De nombreux pays, y compris en Europe, ont besoin de travailleurs pour faire face au vieillissement de leur population. Les compétences et les revenus que les réfugiés peuvent apporter aux pays d’accueil et les investissements réalisés pour les soutenir stimulent la croissance économique et la création d’emplois, au profit des réfugiés comme des populations locales. Mais cela nécessite des investissements. Il est temps que les dirigeants prêtent plus attention à l’état de l’économie ; les employeurs et les syndicats s’accordent à dire que les migrants et les réfugiés représentent une partie de la solution.
 
Mais au centre de la crise, il y a des personnes. La CSI et la CES sont indignées face au manque d’unité et d’humanité des politiques menées par les gouvernements.
 
En revanche, il est encourageant de constater que, dans presque tous les pays, la compassion des citoyens est plus forte que celle de leur gouvernement.

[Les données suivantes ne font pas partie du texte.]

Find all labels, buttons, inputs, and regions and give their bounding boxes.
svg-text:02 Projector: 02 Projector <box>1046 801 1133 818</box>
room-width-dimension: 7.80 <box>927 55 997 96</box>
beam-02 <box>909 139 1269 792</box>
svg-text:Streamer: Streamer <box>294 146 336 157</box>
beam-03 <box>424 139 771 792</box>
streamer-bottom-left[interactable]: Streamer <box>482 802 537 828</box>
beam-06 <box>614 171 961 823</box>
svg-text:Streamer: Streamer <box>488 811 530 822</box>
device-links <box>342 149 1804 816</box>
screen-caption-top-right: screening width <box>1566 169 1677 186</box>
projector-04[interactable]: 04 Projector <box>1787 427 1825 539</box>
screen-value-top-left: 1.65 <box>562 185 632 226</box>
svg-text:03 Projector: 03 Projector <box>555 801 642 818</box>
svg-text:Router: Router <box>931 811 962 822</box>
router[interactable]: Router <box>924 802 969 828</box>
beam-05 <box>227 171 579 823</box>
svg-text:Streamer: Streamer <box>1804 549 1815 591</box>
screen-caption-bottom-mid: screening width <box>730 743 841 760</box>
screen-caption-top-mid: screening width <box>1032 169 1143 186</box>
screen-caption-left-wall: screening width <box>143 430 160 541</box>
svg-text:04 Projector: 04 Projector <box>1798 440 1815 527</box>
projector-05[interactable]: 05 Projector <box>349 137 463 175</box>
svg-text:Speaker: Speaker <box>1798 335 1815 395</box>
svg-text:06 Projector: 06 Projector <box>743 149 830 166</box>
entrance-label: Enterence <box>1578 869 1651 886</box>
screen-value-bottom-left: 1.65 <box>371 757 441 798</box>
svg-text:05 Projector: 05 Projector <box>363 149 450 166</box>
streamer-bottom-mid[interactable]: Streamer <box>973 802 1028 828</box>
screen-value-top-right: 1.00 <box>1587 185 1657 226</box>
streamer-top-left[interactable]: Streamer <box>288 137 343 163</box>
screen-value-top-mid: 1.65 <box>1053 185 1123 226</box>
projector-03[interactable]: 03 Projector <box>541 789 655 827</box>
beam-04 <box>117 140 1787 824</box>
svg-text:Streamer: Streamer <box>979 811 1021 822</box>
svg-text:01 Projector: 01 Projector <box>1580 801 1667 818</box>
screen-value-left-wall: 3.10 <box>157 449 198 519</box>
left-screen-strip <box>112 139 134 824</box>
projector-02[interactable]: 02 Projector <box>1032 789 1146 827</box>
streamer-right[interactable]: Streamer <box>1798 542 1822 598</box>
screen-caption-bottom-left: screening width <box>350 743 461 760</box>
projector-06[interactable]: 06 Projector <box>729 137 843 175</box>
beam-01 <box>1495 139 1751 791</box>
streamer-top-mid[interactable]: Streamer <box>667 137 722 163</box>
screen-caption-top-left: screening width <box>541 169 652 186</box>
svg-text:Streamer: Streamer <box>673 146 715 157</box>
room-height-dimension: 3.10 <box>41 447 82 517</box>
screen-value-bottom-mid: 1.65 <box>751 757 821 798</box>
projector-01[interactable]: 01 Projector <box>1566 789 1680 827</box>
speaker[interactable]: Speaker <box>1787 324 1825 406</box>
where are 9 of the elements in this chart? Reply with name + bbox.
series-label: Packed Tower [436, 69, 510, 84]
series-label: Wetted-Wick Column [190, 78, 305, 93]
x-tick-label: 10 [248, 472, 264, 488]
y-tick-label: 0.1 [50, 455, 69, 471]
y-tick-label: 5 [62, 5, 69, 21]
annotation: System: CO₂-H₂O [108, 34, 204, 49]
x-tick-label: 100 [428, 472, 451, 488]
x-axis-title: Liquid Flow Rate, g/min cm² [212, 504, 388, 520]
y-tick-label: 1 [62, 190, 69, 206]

Dans une enquête de l’organisation Tent Foundation[i] réalisée dans dix pays, 73 % des personnes interrogées reconnaissent qu’elles ont la responsabilité d’accepter des réfugiés.
 
La CSI adresse une requête aux Nations Unies, au G7 et au G20 pour soutenir le droit de vivre et de travailler en lieu sûr pour tous les migrants. Dans cette perspective, il est indispensable de mettre au point une stratégie mondiale de réinstallation reposant sur la coopération, de prévoir les fonds mondiaux nécessaires à la protection sociale ainsi que des infrastructures adaptées qui répondent aux besoins des réfugiés dans les pays d’accueil.
 
La répartition des réfugiés est essentielle afin de ne pas créer de zones qui risquent de devenir rapidement des zones de non-droit.
 
Cette solidarité qui accorde de l’importance à la vie humaine fait cruellement défaut, et la montée de la xénophobie au sein du monde politique est inquiétante. Entretenir la peur à l’égard des nouveaux arrivants parce qu’ils représenteraient une menace pour l’emploi local trahit un manque de clairvoyance ; il faut au contraire agir pour garantir l’égalité de traitement sur le lieu de travail et établir un programme sérieux pour améliorer les infrastructures, développer l’emploi et créer de la croissance afin de proposer un avenir meilleur et des opportunités pour tous.
 
Tandis que des gouvernements, partout dans le monde, cherchent à éviter la responsabilité d’accueillir des réfugiés, les syndicats disent aux réfugiés qu’ils sont les bienvenus.
 
Chaque pays démocratique peut faire mieux pour offrir un lieu sûr aux personnes en danger, mais encore faut-il que nos dirigeants agissent pour faire cesser les conflits et les déplacements de populations. Quand nous déclarons que les réfugiés sont les bienvenus, nous sommes bien conscients du fait que la plupart d’entre eux veulent la paix et la sécurité dans leur propre pays. Un effort mondial urgent pour arrêter les bombardements et assurer la démocratie en Syrie et dans les pays voisins est nécessaire, depuis longtemps.
 
 
Sharan Burrow                                     Luca Visentini
Secrétaire générale de la CSI            Secrétaire général de la CES
 
 
 


[i] Enquête mondiale de Tent Foundation réalisée en novembre 2015 auprès de populations adultes en Allemagne, en Australie, au Canada, aux États-Unis, en Grèce, en Hongrie, au Royaume-Uni, en Serbie, en Suède et en Turquie.